International COVID-19 Sleep Study compared 544 COVID-19 participants to 544 matched controls. Dream recollection (DRF) and nightmare frequency (NF) within-subjects between pre-pandemic and pandemic periods were taken and compared. Nonparametric and psychological indicators obtained throughout the pandemic were compared between controls and COVID-19 participants.

The results revealed that throughout the pandemic, there was an increase in dream activity.

Comparisons between controls and COVID-19 participants revealed the following:

  • There was no difference between groups in terms of DRF before and during the pandemic.
  • There was no difference between groups in terms of NF before the pandemic.
  • COVID-19 participants reported significantly higher NF than controls during the pandemic.

Furthermore, it was discovered that:

  • Anxiety, sadness, and post-traumatic stress disorder symptom ratings were higher in COVID-19 participants than in controls.
  • Quality of life, health, and well-being (WHO-5) scores were considerably higher in controls than in COVID-19 participants.

What can be done to overcome nightmares?

Nightmares can reduce the quality of sleep and lead to increased anxiety, loss of daytime concentration, and stress.

The following will help you have fewer nightmares:

  • Follow regular sleep time:
    • Deprivation of sleep causes reduced rapid eye movement (REM) sleep. REM sleep is the period of sleep during which most dreams occur.
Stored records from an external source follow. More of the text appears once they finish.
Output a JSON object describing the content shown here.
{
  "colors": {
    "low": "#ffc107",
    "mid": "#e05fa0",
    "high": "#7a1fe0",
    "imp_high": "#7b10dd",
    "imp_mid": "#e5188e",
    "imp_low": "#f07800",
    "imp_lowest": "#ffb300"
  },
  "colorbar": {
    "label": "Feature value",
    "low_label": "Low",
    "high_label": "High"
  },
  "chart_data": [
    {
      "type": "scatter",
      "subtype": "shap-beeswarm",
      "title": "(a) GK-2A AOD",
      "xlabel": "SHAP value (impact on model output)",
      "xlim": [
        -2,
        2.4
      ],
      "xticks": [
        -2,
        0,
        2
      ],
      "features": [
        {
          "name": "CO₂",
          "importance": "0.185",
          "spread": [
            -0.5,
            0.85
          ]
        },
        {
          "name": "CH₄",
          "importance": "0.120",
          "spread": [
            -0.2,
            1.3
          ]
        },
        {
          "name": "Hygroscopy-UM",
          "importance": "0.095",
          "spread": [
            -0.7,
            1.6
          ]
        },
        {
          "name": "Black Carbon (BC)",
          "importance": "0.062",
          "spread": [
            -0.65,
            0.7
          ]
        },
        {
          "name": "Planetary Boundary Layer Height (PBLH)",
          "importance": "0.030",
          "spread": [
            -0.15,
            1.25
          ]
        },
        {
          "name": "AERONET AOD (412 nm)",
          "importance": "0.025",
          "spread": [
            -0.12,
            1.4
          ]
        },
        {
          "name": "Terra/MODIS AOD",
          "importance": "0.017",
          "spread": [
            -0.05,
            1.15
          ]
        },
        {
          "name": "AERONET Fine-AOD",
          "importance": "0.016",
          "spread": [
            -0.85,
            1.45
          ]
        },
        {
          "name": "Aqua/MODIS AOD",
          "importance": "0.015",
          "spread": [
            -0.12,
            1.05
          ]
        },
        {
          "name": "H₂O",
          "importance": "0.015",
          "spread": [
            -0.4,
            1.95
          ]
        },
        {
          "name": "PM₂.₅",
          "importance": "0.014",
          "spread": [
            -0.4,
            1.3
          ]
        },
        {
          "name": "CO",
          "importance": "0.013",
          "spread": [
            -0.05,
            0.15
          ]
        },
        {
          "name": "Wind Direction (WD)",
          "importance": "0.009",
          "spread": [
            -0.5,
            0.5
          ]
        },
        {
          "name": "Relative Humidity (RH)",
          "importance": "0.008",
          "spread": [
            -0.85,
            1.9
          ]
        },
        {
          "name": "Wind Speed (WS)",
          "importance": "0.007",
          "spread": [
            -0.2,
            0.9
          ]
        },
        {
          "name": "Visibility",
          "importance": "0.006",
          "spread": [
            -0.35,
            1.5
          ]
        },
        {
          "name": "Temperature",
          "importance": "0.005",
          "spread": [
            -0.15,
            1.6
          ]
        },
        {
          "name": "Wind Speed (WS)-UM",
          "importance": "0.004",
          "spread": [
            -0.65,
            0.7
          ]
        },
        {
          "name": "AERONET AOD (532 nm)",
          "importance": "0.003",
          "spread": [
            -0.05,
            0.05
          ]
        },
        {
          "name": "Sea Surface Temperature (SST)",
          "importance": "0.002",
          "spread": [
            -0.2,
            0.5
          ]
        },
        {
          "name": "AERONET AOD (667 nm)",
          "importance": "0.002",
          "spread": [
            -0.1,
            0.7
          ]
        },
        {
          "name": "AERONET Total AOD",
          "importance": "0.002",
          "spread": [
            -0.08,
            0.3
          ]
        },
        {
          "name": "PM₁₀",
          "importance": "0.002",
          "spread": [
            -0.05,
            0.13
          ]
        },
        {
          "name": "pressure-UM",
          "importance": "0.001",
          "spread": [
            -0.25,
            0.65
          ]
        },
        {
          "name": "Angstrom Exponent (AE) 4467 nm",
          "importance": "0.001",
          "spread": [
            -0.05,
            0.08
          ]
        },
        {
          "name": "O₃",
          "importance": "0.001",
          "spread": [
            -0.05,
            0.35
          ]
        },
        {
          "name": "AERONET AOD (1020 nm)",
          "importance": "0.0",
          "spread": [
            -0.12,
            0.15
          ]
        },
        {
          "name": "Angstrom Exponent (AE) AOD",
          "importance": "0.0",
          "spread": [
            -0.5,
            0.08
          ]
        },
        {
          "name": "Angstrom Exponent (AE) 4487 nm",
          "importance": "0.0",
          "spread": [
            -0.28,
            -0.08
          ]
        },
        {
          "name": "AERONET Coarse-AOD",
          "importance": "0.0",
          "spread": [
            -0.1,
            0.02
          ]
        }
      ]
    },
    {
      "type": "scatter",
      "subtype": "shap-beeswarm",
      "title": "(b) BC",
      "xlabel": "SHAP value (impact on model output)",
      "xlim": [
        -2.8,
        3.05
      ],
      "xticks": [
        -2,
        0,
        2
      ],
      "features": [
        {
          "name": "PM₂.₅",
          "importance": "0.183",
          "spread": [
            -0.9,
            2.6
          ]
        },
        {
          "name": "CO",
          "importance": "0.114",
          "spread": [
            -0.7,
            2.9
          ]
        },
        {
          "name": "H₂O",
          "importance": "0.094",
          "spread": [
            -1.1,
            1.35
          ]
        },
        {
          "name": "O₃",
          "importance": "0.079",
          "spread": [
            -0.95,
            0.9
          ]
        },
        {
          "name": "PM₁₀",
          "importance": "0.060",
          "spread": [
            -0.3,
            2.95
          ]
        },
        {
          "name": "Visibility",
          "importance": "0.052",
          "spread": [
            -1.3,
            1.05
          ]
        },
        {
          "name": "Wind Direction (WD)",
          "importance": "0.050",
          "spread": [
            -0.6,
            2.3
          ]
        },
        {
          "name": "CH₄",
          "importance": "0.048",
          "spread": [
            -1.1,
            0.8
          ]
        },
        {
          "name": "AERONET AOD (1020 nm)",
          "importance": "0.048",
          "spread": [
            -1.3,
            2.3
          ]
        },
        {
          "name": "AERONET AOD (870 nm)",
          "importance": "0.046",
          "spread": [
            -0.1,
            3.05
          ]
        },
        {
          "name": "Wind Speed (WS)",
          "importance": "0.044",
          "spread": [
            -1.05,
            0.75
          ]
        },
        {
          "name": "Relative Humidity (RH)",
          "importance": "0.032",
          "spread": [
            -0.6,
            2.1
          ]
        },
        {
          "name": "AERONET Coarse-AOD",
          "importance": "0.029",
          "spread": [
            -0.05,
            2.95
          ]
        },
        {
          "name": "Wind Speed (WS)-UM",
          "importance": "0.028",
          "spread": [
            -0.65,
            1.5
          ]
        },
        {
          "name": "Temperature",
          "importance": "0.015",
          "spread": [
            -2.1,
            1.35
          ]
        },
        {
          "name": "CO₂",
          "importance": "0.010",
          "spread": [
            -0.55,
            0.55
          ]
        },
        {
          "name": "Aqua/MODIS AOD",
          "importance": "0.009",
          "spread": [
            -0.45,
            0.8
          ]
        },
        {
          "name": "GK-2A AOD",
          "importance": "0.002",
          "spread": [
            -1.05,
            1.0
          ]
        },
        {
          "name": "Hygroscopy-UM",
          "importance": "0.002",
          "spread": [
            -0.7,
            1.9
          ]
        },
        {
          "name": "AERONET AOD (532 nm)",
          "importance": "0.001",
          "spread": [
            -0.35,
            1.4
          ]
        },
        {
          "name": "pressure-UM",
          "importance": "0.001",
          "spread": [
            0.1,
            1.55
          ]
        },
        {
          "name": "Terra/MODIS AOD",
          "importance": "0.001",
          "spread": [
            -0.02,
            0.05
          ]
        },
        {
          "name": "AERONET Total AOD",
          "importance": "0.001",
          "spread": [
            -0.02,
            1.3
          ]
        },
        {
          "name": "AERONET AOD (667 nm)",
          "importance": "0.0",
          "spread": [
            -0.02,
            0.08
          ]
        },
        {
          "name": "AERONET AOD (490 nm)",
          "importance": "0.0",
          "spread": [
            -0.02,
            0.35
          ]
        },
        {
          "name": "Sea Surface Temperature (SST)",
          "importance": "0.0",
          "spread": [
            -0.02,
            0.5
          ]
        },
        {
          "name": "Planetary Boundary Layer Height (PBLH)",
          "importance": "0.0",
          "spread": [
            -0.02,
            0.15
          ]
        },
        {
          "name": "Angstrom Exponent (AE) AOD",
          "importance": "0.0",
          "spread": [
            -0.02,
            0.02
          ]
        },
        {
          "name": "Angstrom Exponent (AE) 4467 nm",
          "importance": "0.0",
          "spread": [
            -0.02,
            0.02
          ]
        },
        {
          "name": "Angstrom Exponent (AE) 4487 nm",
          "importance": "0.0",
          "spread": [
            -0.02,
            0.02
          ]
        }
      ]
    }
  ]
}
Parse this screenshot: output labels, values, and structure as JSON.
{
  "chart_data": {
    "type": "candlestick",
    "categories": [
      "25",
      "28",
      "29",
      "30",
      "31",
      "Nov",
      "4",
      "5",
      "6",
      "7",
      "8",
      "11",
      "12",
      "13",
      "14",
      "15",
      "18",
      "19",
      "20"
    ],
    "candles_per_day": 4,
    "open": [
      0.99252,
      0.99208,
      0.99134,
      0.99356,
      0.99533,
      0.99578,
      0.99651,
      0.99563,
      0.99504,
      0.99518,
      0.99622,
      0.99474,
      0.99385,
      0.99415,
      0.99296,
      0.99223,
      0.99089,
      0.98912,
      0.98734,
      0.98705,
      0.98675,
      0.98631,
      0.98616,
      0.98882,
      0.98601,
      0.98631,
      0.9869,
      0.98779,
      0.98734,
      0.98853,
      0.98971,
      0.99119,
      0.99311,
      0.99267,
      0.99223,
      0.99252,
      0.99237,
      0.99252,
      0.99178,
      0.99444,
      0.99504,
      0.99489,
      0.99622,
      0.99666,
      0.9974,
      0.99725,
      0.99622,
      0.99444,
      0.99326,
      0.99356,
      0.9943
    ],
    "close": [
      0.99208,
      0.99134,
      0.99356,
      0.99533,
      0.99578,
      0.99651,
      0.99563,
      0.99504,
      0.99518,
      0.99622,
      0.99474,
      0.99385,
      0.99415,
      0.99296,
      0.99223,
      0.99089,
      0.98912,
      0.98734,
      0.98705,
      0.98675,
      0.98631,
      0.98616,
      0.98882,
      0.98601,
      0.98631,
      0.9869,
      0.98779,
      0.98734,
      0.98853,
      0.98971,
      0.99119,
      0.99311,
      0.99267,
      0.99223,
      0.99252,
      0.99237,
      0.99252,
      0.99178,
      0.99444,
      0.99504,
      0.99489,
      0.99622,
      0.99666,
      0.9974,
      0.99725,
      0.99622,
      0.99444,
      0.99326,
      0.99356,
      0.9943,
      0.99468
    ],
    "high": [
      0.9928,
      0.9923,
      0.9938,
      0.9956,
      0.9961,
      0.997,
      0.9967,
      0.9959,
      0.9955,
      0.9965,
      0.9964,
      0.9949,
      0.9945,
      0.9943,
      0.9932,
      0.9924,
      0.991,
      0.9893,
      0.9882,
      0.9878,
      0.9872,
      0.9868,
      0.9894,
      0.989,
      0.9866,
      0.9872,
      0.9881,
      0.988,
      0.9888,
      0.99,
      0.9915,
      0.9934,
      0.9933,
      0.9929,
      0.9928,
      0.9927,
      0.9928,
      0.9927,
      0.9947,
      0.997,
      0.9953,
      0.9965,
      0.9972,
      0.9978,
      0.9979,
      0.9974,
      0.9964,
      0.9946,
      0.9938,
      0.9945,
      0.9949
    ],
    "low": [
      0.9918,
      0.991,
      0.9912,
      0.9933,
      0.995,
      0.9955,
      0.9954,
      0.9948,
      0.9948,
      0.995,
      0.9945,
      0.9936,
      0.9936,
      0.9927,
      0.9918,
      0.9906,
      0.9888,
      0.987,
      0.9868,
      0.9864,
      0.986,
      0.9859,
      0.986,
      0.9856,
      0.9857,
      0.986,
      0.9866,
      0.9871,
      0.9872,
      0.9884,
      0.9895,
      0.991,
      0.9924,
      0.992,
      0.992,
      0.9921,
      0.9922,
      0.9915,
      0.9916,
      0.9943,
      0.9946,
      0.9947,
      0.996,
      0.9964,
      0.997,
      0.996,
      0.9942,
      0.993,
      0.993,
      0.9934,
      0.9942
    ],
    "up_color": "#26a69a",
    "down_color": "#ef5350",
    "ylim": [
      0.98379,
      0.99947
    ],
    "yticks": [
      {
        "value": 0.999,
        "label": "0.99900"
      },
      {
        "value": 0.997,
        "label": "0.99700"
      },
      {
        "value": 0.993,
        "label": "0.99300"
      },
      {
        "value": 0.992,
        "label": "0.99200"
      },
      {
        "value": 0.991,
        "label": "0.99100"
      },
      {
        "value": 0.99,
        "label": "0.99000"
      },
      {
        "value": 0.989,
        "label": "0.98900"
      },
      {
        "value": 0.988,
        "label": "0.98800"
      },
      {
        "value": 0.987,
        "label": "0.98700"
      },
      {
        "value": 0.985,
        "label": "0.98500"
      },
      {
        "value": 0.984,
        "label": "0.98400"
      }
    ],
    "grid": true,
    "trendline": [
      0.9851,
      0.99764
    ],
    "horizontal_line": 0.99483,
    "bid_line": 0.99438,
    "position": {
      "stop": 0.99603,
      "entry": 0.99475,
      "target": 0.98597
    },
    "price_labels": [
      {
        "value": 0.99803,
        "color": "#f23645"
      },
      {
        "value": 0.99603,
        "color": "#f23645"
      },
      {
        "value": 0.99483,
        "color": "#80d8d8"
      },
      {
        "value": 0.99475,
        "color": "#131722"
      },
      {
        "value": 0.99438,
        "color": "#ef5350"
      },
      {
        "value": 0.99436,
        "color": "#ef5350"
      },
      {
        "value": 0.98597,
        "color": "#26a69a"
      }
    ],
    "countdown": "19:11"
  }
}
When the brain is deprived of REM sleep, you may feel unpleasantness later that night or the next night. This is known as a REM sleep rebound effect, in which the brain enters REM sleep sooner, remains there longer, and has more vivid dreams.
    • Therefore, do your best to maintain a consistent sleep-wake cycle. Allow yourself plenty of time to sleep. Once you’ve established a pattern, it’ll be worthwhile.
  • Think of happy thoughts:
    • Rehearse a fresh conclusion to that dream if you’re dreaming the same thing again. For example, if you keep dreaming that you’re stuck in a room with a bunch of sick-looking individuals, you may spend the time before bed thinking the room has an unlocked door that leads to some cheerful, healthy area.
  • Follow relaxation techniques:
    • Stress and anxiety-reduction activities, such as meditation, yogabreathing exercises, and physical activity, can all help lessen daytime anguish, which may in turn help minimize dreams triggered by these feelings.